FIG. 5 is a perspective view of a conventional floating magnetic head.

[Explanation of symbols]

 1 C-shaped core 2 I-shaped core 3 Gap 4 Air bearing surface 5 Magnetic head slider 6 Gimbal 7 Resin 8 Load arm 9 Claw 10 Read / write coil 11 Lead wire 12 Insulation tube 13 Magnetic recording medium 14 Arrow 15 Arrow 16 Arrow 21 C-shaped core 22 I-shaped core 23 Gap 24 Air bearing surface 25 Magnetic head slider 26 Gimbal 27 Resin layer 28 Resin layer 29 Load arm 30 Claw 31 Read / write coil 32 Lead wire 33 Insulation tube 34 Magnetic recording medium 35 Arrow 36 Arrow 37 Arrow

Claims (3)

[Claims] 1. A floating magnetic head in which a magnetic head is attached to a load arm via a gimbal, wherein a first resin layer is provided between a magnetic head joint portion of the gimbal and the magnetic head, and the magnetic head joint is provided.

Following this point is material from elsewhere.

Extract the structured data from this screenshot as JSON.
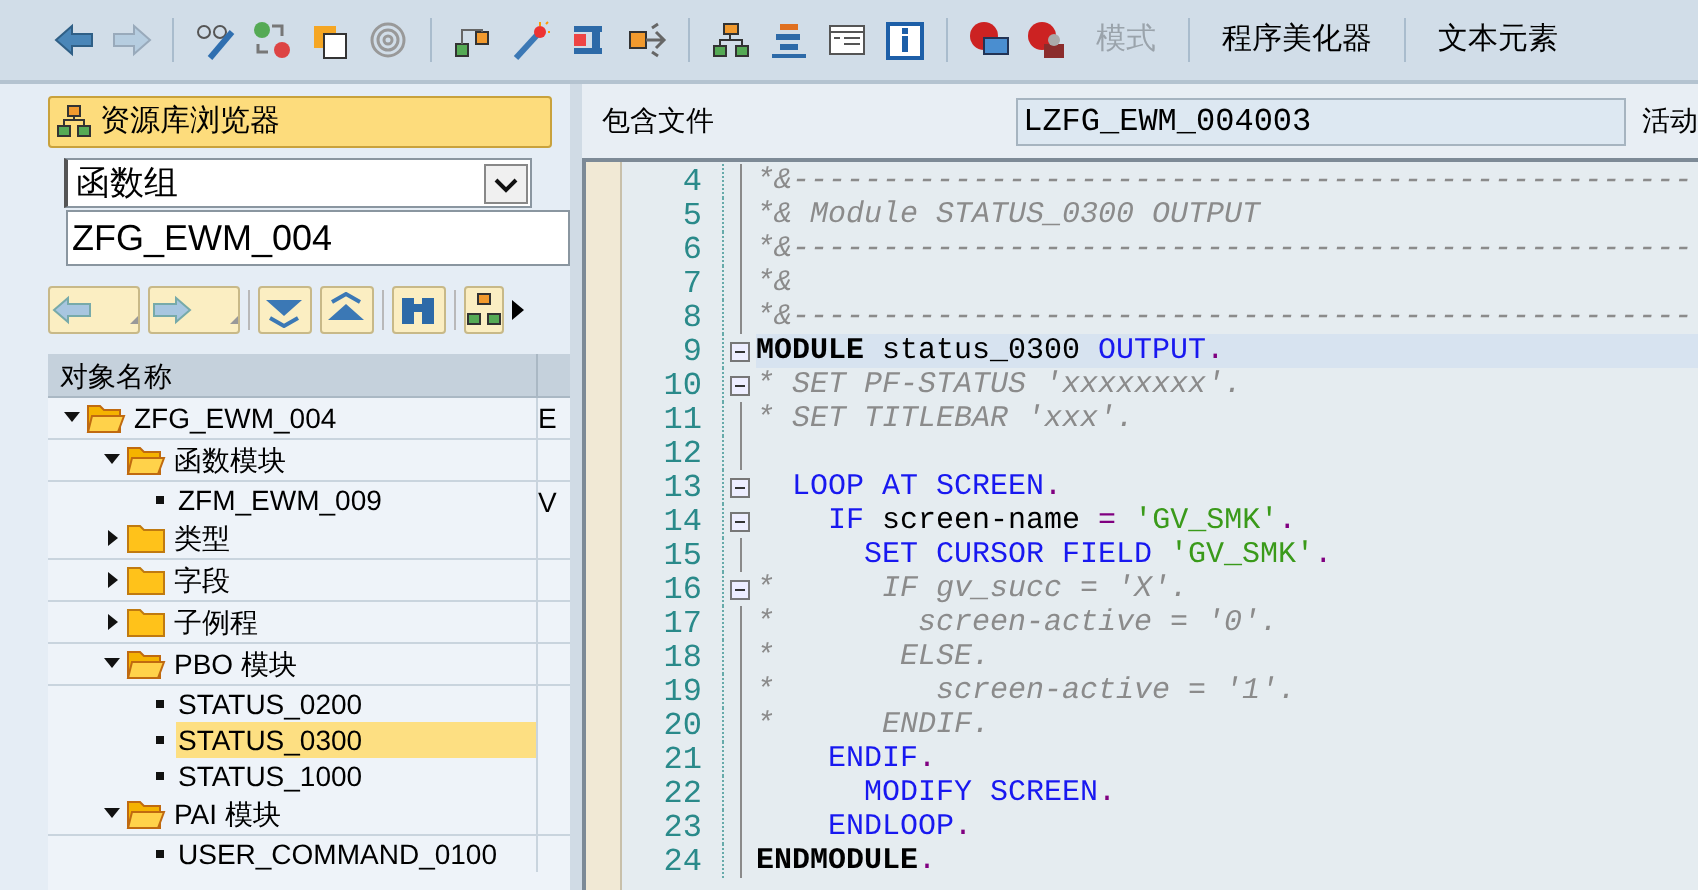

A floating magnetic head, wherein a second resin layer is provided on the side opposite to the side where the magnetic head is attached. 2. A floating magnetic head according to claim 1, wherein a thermosetting epoxy resin is used as a resin layer. 3. A second resin with respect to the resin amount of the first resin layer in an area that is 1/2 or more of the first resin layer on the back surface of the portion of the gimbal magnetic head bonding portion which is in contact with the resin. 3. The resin amount of the layer is set to 1/2 to 3/4.
The floating magnetic head described.